Article 3 du Décret n°62-1218 du 15 octobre 1962
Article 2
Article 4

Entrée en vigueur le 19 novembre 1962

Dans les chantiers où il est fait usage d'explosifs, le boutefeux [*définition*], c'est-à-dire les personnes préposées au tir, doivent être nommément désignés et être titulaires d'un permis de tir délivré pour la durée des travaux par le chef d'établissement.
Le chef d'établissement doit s'assurer au préalable qu'à défaut d'un certificat d'aptitude au minage spécialisé pour les catégories de tirs exécutés dans le chantier, le boutefeu possède les aptitudes et les connaissances requises pour tenir ce poste.
Le permis de tir doit préciser la nature des explosifs et des artifices que la personne à qui il a été délivré est autorisée à mettre en oeuvre et, le cas échéant, la nature des tirs spéciaux qu'elle peut pratiquer.
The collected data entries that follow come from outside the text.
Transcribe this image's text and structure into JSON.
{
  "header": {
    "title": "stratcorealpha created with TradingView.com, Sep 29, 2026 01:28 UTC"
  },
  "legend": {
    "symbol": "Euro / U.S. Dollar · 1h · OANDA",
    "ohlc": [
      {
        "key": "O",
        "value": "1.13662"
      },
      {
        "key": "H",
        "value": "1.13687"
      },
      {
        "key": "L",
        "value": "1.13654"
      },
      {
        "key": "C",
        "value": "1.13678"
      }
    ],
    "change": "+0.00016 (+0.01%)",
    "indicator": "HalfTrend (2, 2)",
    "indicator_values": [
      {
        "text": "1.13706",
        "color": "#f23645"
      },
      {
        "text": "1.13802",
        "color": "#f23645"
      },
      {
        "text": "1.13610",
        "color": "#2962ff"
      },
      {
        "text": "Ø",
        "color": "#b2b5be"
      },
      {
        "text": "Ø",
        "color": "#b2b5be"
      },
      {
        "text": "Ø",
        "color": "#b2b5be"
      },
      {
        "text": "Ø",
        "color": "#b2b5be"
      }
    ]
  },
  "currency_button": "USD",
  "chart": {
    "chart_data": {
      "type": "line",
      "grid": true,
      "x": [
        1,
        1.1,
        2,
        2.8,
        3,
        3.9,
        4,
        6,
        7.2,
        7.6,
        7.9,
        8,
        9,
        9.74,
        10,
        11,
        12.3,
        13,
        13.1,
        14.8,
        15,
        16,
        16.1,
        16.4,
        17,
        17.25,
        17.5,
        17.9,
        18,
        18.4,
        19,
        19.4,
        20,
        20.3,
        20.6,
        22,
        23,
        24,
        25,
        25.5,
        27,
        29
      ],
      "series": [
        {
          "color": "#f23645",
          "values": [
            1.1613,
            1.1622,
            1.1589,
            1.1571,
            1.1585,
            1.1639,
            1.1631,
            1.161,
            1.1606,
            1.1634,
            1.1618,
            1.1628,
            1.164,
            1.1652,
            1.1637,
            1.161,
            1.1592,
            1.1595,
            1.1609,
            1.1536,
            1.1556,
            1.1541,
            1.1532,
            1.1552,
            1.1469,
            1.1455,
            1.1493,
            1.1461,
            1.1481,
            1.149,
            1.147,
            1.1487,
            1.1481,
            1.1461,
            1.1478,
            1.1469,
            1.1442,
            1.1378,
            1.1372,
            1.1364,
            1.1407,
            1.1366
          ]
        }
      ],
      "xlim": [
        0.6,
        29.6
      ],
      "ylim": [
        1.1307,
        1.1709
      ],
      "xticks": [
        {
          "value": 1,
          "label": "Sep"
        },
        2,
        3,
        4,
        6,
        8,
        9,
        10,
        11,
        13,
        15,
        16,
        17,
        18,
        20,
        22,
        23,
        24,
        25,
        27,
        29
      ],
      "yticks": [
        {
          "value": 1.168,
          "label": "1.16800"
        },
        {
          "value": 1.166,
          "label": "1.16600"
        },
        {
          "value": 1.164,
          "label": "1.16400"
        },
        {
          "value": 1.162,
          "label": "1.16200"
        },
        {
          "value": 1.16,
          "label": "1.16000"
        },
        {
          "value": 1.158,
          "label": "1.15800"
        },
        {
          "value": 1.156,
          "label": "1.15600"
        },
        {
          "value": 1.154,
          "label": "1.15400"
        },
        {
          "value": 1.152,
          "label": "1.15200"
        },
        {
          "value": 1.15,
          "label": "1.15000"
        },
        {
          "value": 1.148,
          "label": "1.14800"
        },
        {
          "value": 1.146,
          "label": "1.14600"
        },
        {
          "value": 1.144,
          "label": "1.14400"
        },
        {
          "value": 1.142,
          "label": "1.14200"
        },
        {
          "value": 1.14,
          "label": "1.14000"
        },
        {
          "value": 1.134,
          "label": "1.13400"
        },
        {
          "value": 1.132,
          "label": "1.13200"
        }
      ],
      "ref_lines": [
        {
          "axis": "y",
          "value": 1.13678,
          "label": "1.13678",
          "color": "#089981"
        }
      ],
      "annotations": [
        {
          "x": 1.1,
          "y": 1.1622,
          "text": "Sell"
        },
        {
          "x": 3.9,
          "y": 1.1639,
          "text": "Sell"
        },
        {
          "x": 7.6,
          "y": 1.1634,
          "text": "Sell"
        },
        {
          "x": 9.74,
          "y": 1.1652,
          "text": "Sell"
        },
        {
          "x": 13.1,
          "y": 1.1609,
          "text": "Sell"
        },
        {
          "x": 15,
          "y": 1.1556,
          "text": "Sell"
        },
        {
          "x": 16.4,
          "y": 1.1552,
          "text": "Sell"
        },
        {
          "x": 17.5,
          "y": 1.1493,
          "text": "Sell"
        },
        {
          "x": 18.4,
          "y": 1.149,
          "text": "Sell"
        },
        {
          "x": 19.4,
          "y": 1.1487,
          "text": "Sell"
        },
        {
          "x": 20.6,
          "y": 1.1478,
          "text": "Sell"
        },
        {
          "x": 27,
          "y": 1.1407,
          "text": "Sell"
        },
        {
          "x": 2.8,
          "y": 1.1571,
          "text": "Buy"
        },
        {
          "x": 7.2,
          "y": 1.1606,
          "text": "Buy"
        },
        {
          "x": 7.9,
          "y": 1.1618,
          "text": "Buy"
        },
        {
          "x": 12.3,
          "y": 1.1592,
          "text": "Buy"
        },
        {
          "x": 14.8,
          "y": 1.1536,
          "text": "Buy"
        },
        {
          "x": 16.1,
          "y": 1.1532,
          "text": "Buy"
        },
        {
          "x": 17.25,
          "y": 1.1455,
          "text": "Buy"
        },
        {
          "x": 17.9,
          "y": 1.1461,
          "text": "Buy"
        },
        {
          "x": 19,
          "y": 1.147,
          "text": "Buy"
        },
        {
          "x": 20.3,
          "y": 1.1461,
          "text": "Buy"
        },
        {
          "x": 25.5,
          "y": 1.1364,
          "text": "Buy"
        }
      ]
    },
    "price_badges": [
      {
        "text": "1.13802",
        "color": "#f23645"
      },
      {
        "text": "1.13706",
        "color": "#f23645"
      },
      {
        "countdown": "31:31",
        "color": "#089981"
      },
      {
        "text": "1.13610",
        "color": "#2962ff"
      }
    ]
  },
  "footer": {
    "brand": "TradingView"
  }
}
Il doit aussi l'habiliter à l'emploi des artifices utilisés dans le chantier.
Les explosifs et les artifices ne peuvent être maniés que par des travailleurs ayant les connaissances requises, placés sous la surveillance effective du chef de chantier ou de boutefeux.
Les instructions nécessaires doivent être préalablement données au personnel affecté à des travaux nécessitant l'emploi d'explosifs ; chacun des travailleurs doit recevoir, notamment, une copie des prescriptions du présent décret et un exemplaire de la consigne prévue par l'article 4 ci-dessous.
La remise de ces textes est constatée par un émargement donné sur une liste nominative des travailleurs intéressés, avec indication de la date de cette remise. Cette liste, sur laquelle doit être également mentionné le nom des boutefeux, doit être tenue à la disposition de l'inspecteur du travail et de la main-d'oeuvre ou du fonctionnaire qui en exerce les attributions.
En outre, au moins une fois par trimestre [*périodicité*], un agent spécialement désigné à cet effet par le chef d'établissement doit rappeler et commenter aux travailleurs intéressés le texte de la consigne [*information*].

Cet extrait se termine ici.